As  reported earlier this week, Apple had next to nothing to say about its Apple TV streaming box during its 2017 WWDC keynote speech.

All we heard then was official confirmation of something we already knew: that Apple TV was finally getting an Amazon Video app.

Since then, Apple has quietly revealed a few other tidbits about the next iteration of its tvOS platform - most of which are so dull it’s hardly surprising Apple didn’t bother mentioning them in the keynote. There is one newly revealed tvOS feature, though, which seems to me to have huge implications for the future of Apple’s now painfully outdated Apple TV product range: HEVC support.

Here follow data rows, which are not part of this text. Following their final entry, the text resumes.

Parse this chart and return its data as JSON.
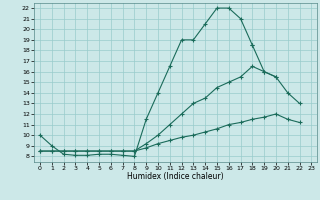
{
  "xlabel": "Humidex (Indice chaleur)",
  "bg_color": "#cce8e8",
  "grid_color": "#99cccc",
  "line_color": "#1a6b5a",
  "xlim": [
    -0.5,
    23.5
  ],
  "ylim": [
    7.5,
    22.5
  ],
  "yticks": [
    8,
    9,
    10,
    11,
    12,
    13,
    14,
    15,
    16,
    17,
    18,
    19,
    20,
    21,
    22
  ],
  "xticks": [
    0,
    1,
    2,
    3,
    4,
    5,
    6,
    7,
    8,
    9,
    10,
    11,
    12,
    13,
    14,
    15,
    16,
    17,
    18,
    19,
    20,
    21,
    22,
    23
  ],
  "curve1_x": [
    0,
    1,
    2,
    3,
    4,
    5,
    6,
    7,
    8,
    9,
    10,
    11,
    12,
    13,
    14,
    15,
    16,
    17,
    18
  ],
  "curve1_y": [
    10,
    9,
    8.2,
    8.1,
    8.1,
    8.2,
    8.2,
    8.1,
    8.0,
    11.5,
    14.0,
    16.5,
    19.0,
    19.0,
    20.5,
    22.0,
    22.0,
    21.0,
    18.5
  ],
  "curve2_x": [
    0,
    1,
    2,
    3,
    4,
    5,
    6,
    7,
    8,
    9,
    10,
    11,
    12,
    13,
    14,
    15,
    16,
    17,
    18,
    19,
    20
  ],
  "curve2_y": [
    8.5,
    8.5,
    8.5,
    8.5,
    8.5,
    8.5,
    8.5,
    8.5,
    8.5,
    9.2,
    10.0,
    11.0,
    12.0,
    13.0,
    13.5,
    14.5,
    15.0,
    15.5,
    16.5,
    16.0,
    15.5
  ],
  "curve3_x": [
    0,
    1,
    2,
    3,
    4,
    5,
    6,
    7,
    8,
    9,
    10,
    11,
    12,
    13,
    14,
    15,
    16,
    17,
    18,
    19,
    20,
    21,
    22
  ],
  "curve3_y": [
    8.5,
    8.5,
    8.5,
    8.5,
    8.5,
    8.5,
    8.5,
    8.5,
    8.5,
    8.8,
    9.2,
    9.5,
    9.8,
    10.0,
    10.3,
    10.6,
    11.0,
    11.2,
    11.5,
    11.7,
    12.0,
    11.5,
    11.2
  ],
  "curve4_x": [
    18,
    19,
    20,
    21,
    22
  ],
  "curve4_y": [
    18.5,
    16.0,
    15.5,
    14.0,
    13.0
  ]
}
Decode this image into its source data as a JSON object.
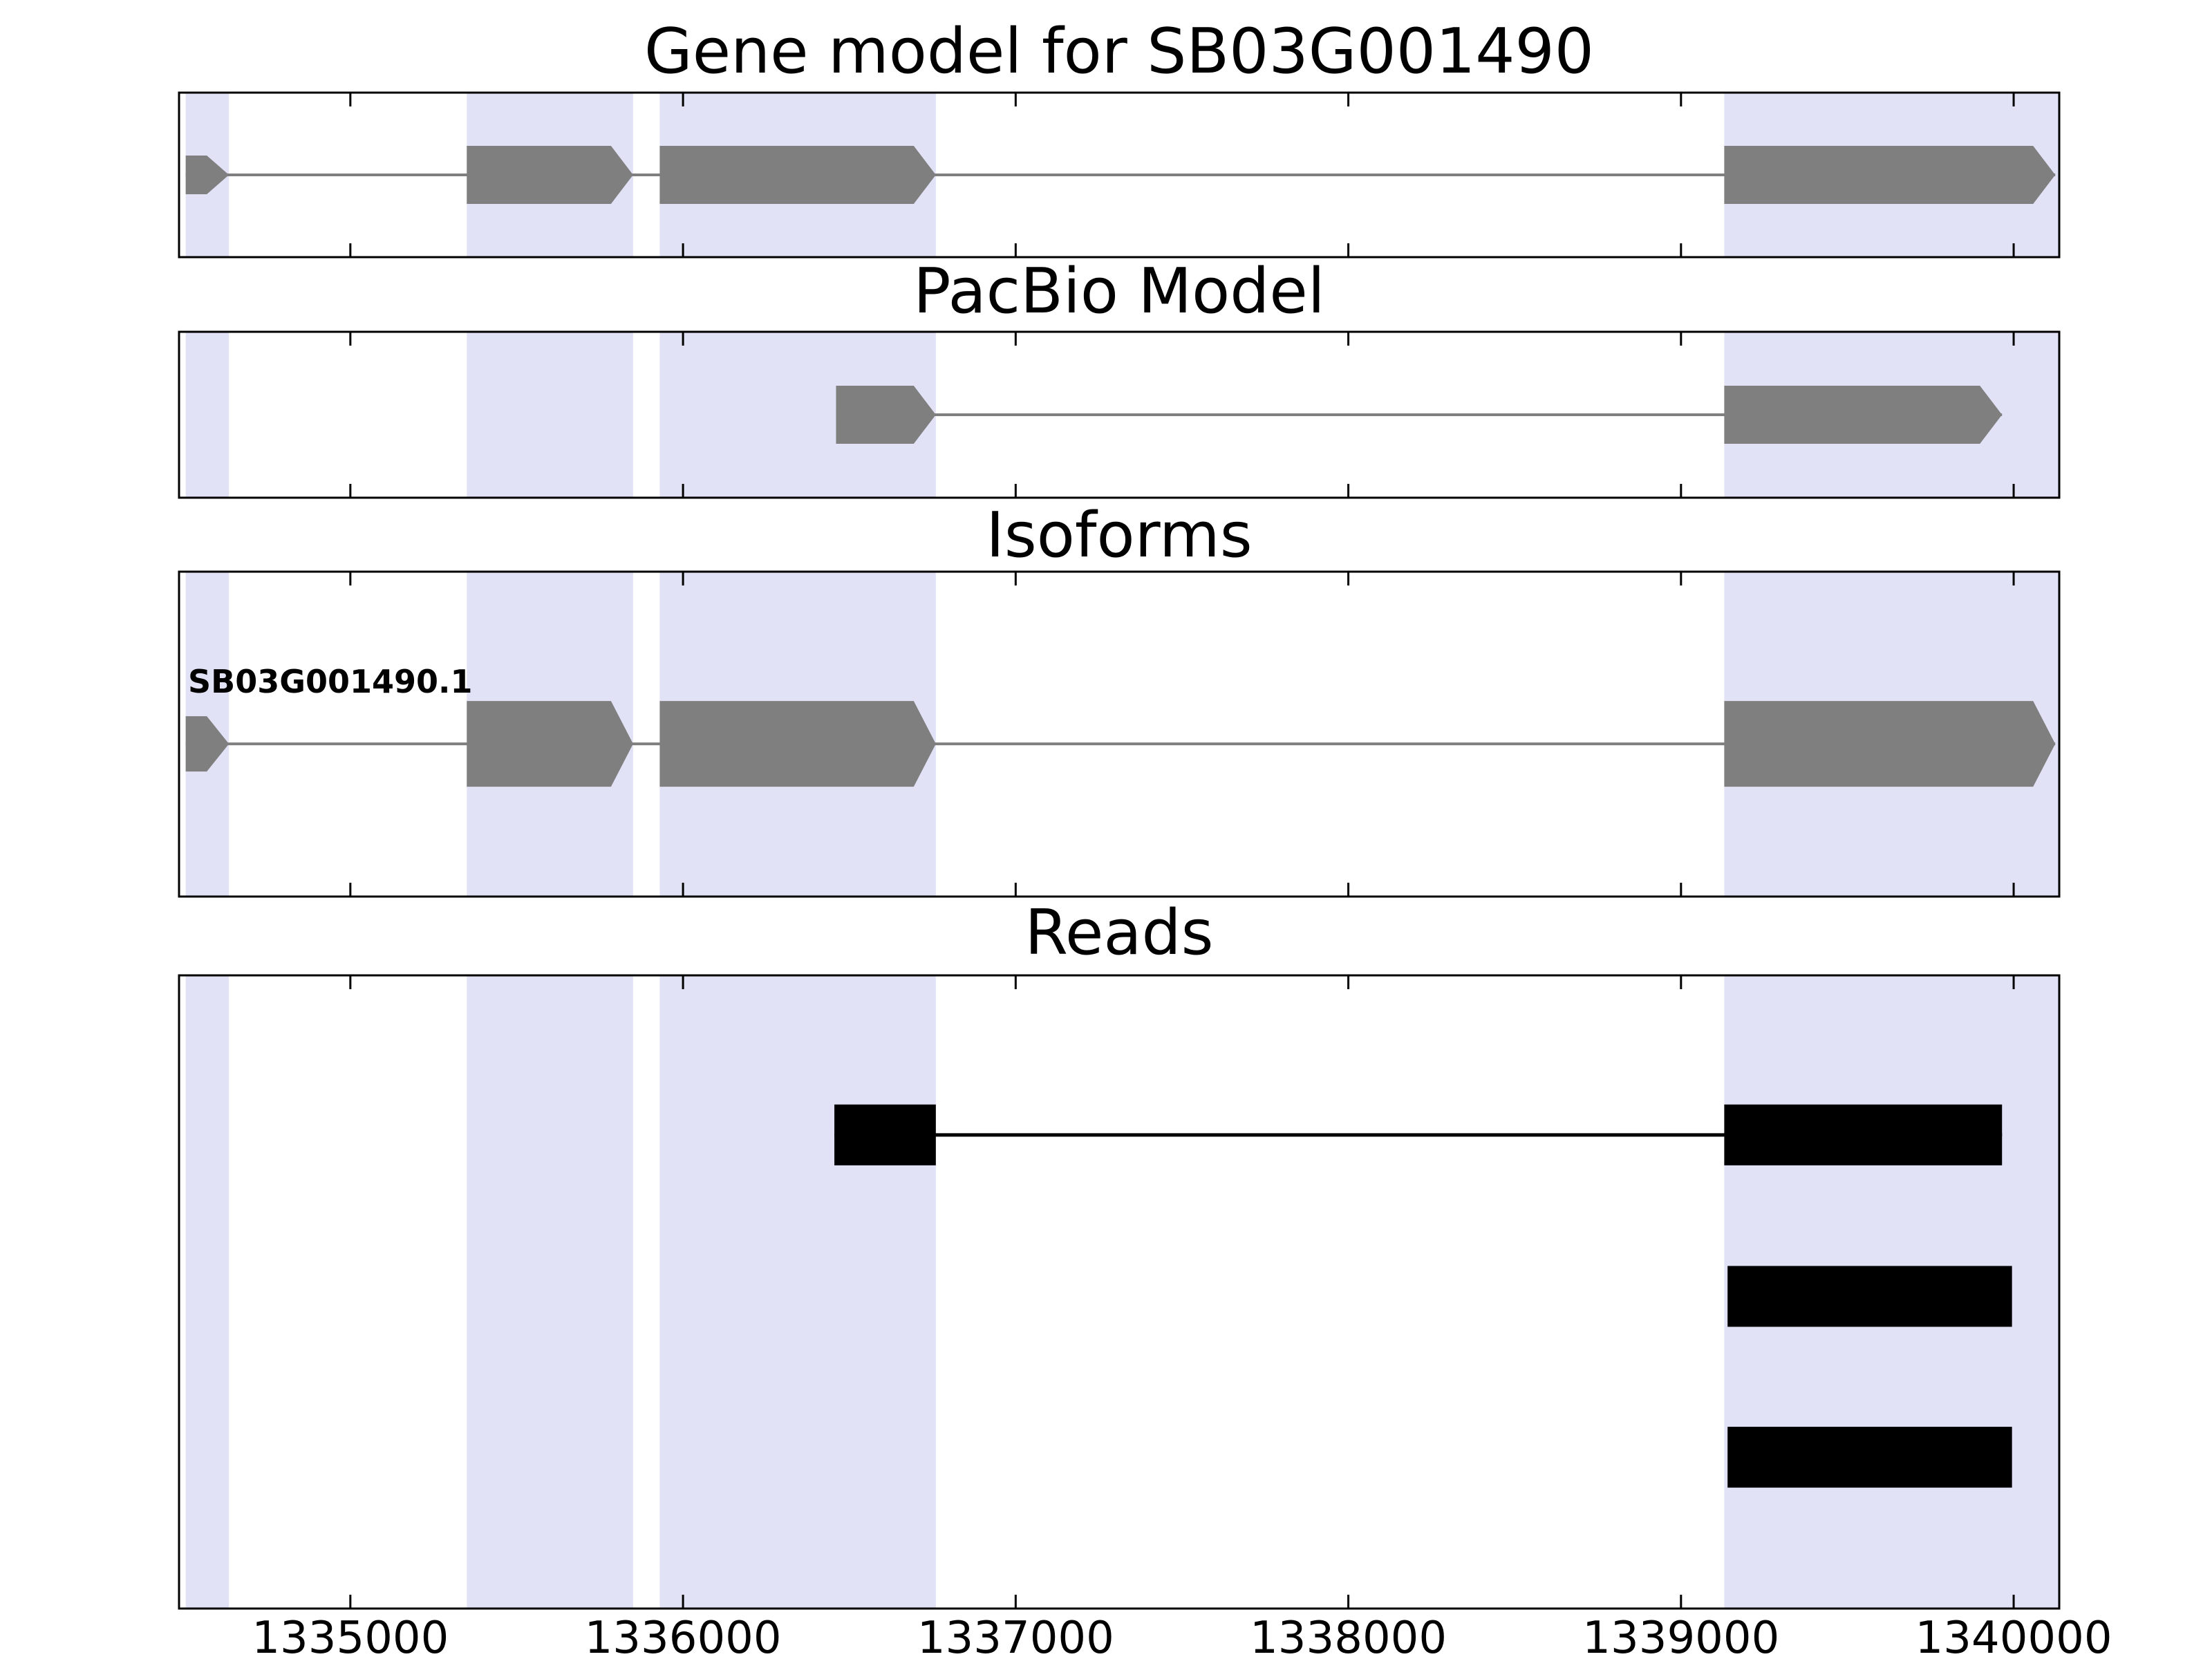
{
  "chart_data": {
    "type": "gene-structure-tracks",
    "xlim": [
      1334485,
      1340137
    ],
    "xticks": [
      1335000,
      1336000,
      1337000,
      1338000,
      1339000,
      1340000
    ],
    "xtick_labels": [
      "1335000",
      "1336000",
      "1337000",
      "1338000",
      "1339000",
      "1340000"
    ],
    "highlight_regions": [
      [
        1334505,
        1334635
      ],
      [
        1335350,
        1335850
      ],
      [
        1335930,
        1336760
      ],
      [
        1339130,
        1340140
      ]
    ],
    "colors": {
      "highlight": "#e2e2f6",
      "gene": "#7f7f7f",
      "read": "#000000",
      "border": "#000000",
      "background": "#ffffff"
    },
    "panels": [
      {
        "title": "Gene model for SB03G001490",
        "features": [
          {
            "name": "gene-model-feature",
            "style": "arrow",
            "color": "#7f7f7f",
            "line_width": 4,
            "exons": [
              [
                1334505,
                1334635
              ],
              [
                1335350,
                1335850
              ],
              [
                1335930,
                1336760
              ],
              [
                1339130,
                1340125
              ]
            ],
            "exon_heights": [
              56,
              84,
              84,
              84
            ]
          }
        ]
      },
      {
        "title": "PacBio Model",
        "features": [
          {
            "name": "pacbio-model-feature",
            "style": "arrow",
            "color": "#7f7f7f",
            "line_width": 4,
            "exons": [
              [
                1336460,
                1336760
              ],
              [
                1339130,
                1339965
              ]
            ],
            "exon_heights": [
              84,
              84
            ]
          }
        ]
      },
      {
        "title": "Isoforms",
        "features": [
          {
            "name": "isoform-feature",
            "label": "SB03G001490.1",
            "style": "arrow",
            "color": "#7f7f7f",
            "line_width": 4,
            "exons": [
              [
                1334505,
                1334635
              ],
              [
                1335350,
                1335850
              ],
              [
                1335930,
                1336760
              ],
              [
                1339130,
                1340125
              ]
            ],
            "exon_heights": [
              80,
              124,
              124,
              124
            ]
          }
        ]
      },
      {
        "title": "Reads",
        "features": [
          {
            "name": "read-1",
            "style": "rect",
            "color": "#000000",
            "line_width": 5,
            "exons": [
              [
                1336455,
                1336760
              ],
              [
                1339130,
                1339965
              ]
            ],
            "exon_heights": [
              88,
              88
            ]
          },
          {
            "name": "read-2",
            "style": "rect",
            "color": "#000000",
            "line_width": 5,
            "exons": [
              [
                1339140,
                1339995
              ]
            ],
            "exon_heights": [
              88
            ]
          },
          {
            "name": "read-3",
            "style": "rect",
            "color": "#000000",
            "line_width": 5,
            "exons": [
              [
                1339140,
                1339995
              ]
            ],
            "exon_heights": [
              88
            ]
          }
        ]
      }
    ]
  }
}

It looks like we're finally going to get a 4K-capable Apple TV.

Photo: Apple

It looks like we're finally going to get a 4K-capable Apple TV.


For those of you not familiar with it, HEVC is a third-party video compression system capable of reducing video streaming bitrates by as much as 40 or even 50% (depending on who you talk to). Rumors that Apple would adopt the HEVC compression system have persisted for months, but the WWDC announcement is the first time Apple has officially confirmed that it’s definitely happening.

Apple has confirmed that HEVC will be adopted for all iOS 11, tvOS 11 and macOS High Sierra devices, but for me it’s the tvOS 11 implementation that’s the most intriguing. Why? Because it surely points towards Apple introducing a 4K-capable version of Apple TV in the near future - most likely during the brand’s traditional autumn hardware unveiling.

The biggest single challenge with streaming 4K-resolution video is the amount of extra data required to ship four times as many pixels in each and every frame. In fact, Apple cited this distribution infrastructure issue as one of the main reasons why it hadn’t included 4K support in the current 4th generation of its Apple TV box.
Applying HEVC to 4K sources, though, reduces the size of 4K data flows dramatically - and given that Apple has been delivering HD video perfectly happily without feeling the need to pay an HEVC license fee for years, it seems all but certain that its new HEVC agreement has been done with an eye on finally joining the likes of Netflix and Amazon in the 4K streaming space.

Unfortunately, though, the current Apple TV box can’t output 4K video streams to a 4K TV; it’s HDMI socket just isn’t up to the job. So if Apple wants its new 4K (and also, potentially, high dynamic range) video streams to be accessible to the customers who will actually benefit from them the most, it will need to release a new, fifth generation of Apple TV hardware.

Not supporting Netflix and Amazon in 4K is one of the current Apple TV's biggest weaknesses.

Photo: Apple

Not supporting Netflix and Amazon in 4K is one of the current Apple TV's biggest weaknesses.


As ever with Apple, we likely won’t hear any formal confirmation about potential new Apple TV hardware until it’s ready to launch. This HEVC development, however, together with the way practically every Apple TV rival supports 4K and Tim Cook’s WWDC keynote suggestion that there will be more to say about Apple TV later this year, seems to me to make an imminent 4K Apple TV box all but inevitable.